For the following reasons, I would affirm Appellant’s conviction for DUI.

I agree with the majority’s analysis that a key determination in this case is whether the officer activated his patrol car’s video recording equipment as soon as was practicable, such that the officer’s delay in initiating the recording (non-compliance with subsection 56-5-2953(A)) was excused pursuant to an exception within subsection 56-5-2953(B). However, I disagree with the majority’s conclusion that when this exception is invoked that an officer must still strictly comply with *633subsection (A). To so construe the exception would effectively eviscerate it. See State v. Hercheck, 403 S.C. 597, 743 S.E.2d 798 (2013) (“[E]very word, clause, and sentence must be given some meaning, force, and effect, if it can be done by any reasonable construction” (citation omitted)). Further, the majority’s interpretation disregards the plain meaning of subsection (B). In my view of the terms of this provision, when the exception is properly invoked an officer must, from that point forward, comply with all applicable recording requirements. See § 56-5-2953(B) (“[AJs soon as is practicable in these circumstances, videotaping must begin and conform with the provisions of this section.” (emphases added)). Accordingly, the initiation of the videotaping and conformance must each begin as soon as is practicable. Id. In the instant matter, it was not practicable for the officer to capture video evidence of Appellant receiving his initial Miranda warning or performing the HGN or ABC tests while Appellant was inside the ambulance.

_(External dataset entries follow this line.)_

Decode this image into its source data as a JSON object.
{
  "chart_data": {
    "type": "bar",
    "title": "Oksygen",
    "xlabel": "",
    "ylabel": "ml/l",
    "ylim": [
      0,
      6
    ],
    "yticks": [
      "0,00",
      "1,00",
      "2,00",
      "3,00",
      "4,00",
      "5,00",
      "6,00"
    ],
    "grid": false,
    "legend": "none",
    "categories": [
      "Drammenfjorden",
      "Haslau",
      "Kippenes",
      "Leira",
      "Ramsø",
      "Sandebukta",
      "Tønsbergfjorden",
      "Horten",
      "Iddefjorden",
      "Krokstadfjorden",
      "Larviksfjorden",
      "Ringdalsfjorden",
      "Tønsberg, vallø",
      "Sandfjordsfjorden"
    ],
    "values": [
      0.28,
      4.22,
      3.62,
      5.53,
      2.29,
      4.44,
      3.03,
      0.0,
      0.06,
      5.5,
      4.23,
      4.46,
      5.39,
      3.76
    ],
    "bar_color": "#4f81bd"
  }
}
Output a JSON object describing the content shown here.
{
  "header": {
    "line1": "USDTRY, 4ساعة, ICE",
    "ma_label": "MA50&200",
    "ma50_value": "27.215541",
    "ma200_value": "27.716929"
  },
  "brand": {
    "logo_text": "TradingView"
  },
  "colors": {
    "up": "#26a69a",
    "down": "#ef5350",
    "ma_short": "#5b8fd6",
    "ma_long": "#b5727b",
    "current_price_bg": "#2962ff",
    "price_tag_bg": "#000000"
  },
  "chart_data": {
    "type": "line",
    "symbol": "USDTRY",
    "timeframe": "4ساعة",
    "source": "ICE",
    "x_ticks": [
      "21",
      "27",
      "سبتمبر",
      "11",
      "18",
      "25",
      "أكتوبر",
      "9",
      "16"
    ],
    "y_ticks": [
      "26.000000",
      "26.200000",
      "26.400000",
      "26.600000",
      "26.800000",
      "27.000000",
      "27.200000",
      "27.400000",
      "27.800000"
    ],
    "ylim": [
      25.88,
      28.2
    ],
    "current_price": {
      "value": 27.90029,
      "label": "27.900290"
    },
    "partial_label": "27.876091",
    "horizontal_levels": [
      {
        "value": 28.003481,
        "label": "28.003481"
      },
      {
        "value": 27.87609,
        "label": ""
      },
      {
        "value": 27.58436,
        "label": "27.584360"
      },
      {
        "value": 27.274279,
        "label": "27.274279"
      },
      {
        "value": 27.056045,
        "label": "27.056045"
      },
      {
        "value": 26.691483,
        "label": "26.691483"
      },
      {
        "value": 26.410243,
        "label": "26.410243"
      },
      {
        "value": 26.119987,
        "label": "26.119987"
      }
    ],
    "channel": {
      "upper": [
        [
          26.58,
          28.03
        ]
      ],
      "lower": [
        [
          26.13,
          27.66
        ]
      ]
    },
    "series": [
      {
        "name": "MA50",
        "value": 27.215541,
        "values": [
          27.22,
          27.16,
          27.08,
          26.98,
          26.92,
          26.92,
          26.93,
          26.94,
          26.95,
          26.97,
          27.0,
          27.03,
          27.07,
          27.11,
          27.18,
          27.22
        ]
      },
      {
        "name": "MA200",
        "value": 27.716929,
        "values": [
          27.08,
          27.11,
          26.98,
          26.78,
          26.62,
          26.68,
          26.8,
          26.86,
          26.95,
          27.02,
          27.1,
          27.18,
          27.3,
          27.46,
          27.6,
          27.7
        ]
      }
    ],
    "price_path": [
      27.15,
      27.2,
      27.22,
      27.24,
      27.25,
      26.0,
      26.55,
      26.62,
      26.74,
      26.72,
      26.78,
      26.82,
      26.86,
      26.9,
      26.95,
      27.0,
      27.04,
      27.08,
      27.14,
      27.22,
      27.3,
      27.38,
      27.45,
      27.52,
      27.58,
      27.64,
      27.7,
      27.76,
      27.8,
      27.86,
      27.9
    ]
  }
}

Additionally, I believe that a complete recording of events “at the incident site,” as required by subsection (A), was excused due to the “totality of the circumstances” exception within subsection (B). See § 56-5-2953(A) (requiring “videotaping at the incident site”); § 56-5-2953(B) (providing that “[njothing in this section prohibits the court from considering any other valid reason for the failure to produce the videotape based upon the totality of the circumstances.” (emphases added)). Notably, this case did not involve a typical DUI investigation and subsequent arrest at or near the site of a traffic stop. Instead, this case involved a report of an erratic driver, the erratic driver’s collision with a bridge and overturning of his vehicle, and his subsequent fleeing on foot and jumping a fence. Thus, when the officer first encountered the suspect four hours after the accident, inside of an ambulance, and after the suspect had wandered down the middle of the highway back toward the site of the wreck that was cleared hours earlier, the totality of these circumstances did not require video recording, at least not as contemplated by subsection (A) for a typical DUI stop and investigation.

Accordingly, the totality of the circumstances did not require a video recording in strict compliance with subsection (A). Here, the produced video recording still began as soon as *634was practicable and included audio of the HGN and ABC tests. Thus, in light of subsection (B) and the totality of the circumstances, the produced recording was sufficient.

For these reasons, I respectfully dissent.